Bornes is among the thousands of so-called Blue Water Sailors who worked on supply and ammunition ships off the coast of Vietnam.

Those sailors don't qualify for medical benefits afforded to troops on the ground.

“It's wrong,” Bornes said. “It's unethical. It's unfair.”

The VA did treat them for exposure to Agent Orange for years but ended those benefits in 2002.

“They know we've been exposed,” Bornes said. “They just don't want to do it because they say they don't have the money.”

The frontline of the battle for benefits is now in Washington, D.C., where the House of Representatives passed a bill requiring the VA to restore benefits. The bill is now stalled in the Senate.

“Vietnam veterans generally believe the policy of the VA when it comes to any kind of toxic exposure, especially Agent Orange, is delay, deny and wait for us to die,” said Rick Weidman, of Vietnam Veterans of America.

The point of contention is whether the troops on ships were exposed to Agent Orange.

Unlike ground troops, they weren't tested at the time.

Without those tests, the VA argues there's no proof the veterans are suffering from exposure to Agent Orange.

“We want to find ways to pay benefits, but historically, we have to say no to some folks when there's not a rational basis or the evidence is not there,” said Beth Murphy, VA compensation service director.

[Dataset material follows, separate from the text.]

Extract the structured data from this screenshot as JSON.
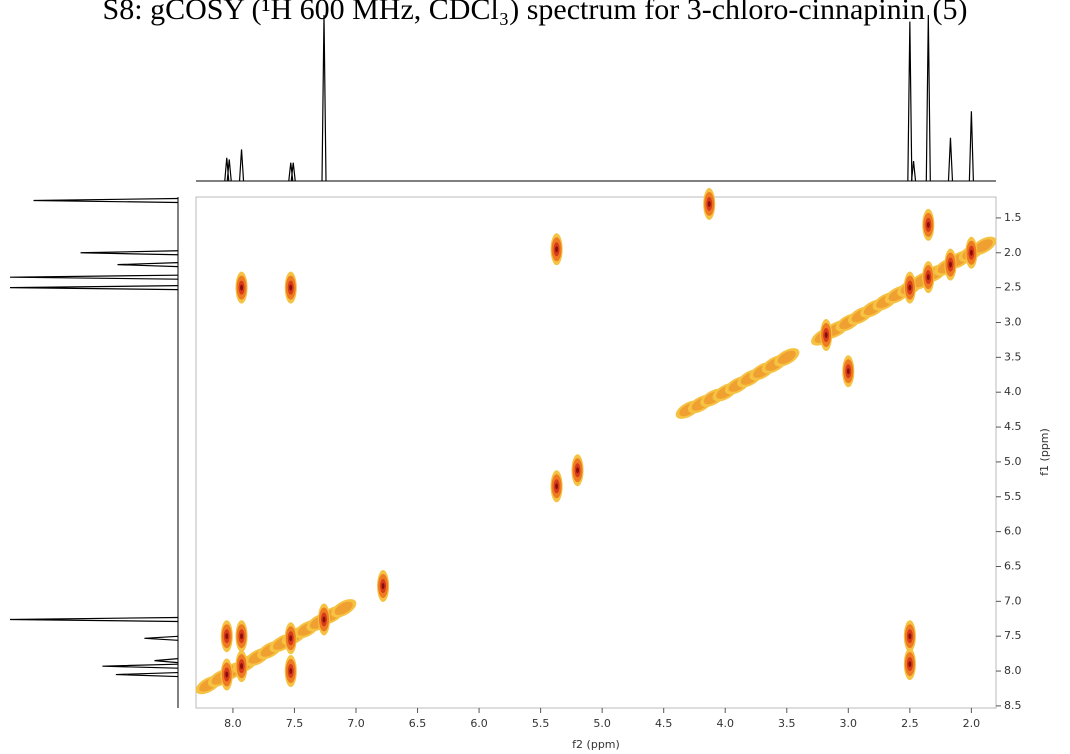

The VA has pointed to one study by the Institute of Medicine in which researchers "could not find enough data to determine whether or not Blue Water Navy personnel were exposed."

What the VA usually doesn't cite in the same research is the claim, “Given the lack of measurements taken during the war and the almost 40 years since the war, this will never be a matter of science but instead a matter of policy.”

“It's preposterous,” Weidman said. “It's not scientific evidence; it is simply wanting to say no.”

Bornes said priorities seemed unfair.

“They always find money to send you to war, but they never find money to treat you when you come back,” Bornes said.

He argues the ships spent months just off the Vietnam coast using treated ocean water for everyday life.

Australian researchers found the on-board filtration process didn't remove the harmful chemicals from the water. Instead, it intensified them.

“Everything you did with water, you did with that contaminated water,” Bornes said.

Another controversy is how to pay the additional benefits.

A Senate bill would tack a fee on VA mortgage loans. Opponents say it's nothing more than an additional tax on veteran homebuyers.

Supporters argue even with that fee, VA loans are much cheaper than what's available on the open market.

Bornes is now retired and tends to his model train hobby, which he calls relaxing, and to his diabetes, which causes pain and numbness in his hands and feet.

He said he's convinced his diabetes is linked to Agent Orange, but he's more concerned about his fellow sailors facing more serious health problems.

“Now that we're getting sick, we can't get the benefits that we deserve,” Bornes said. “Something is wrong.”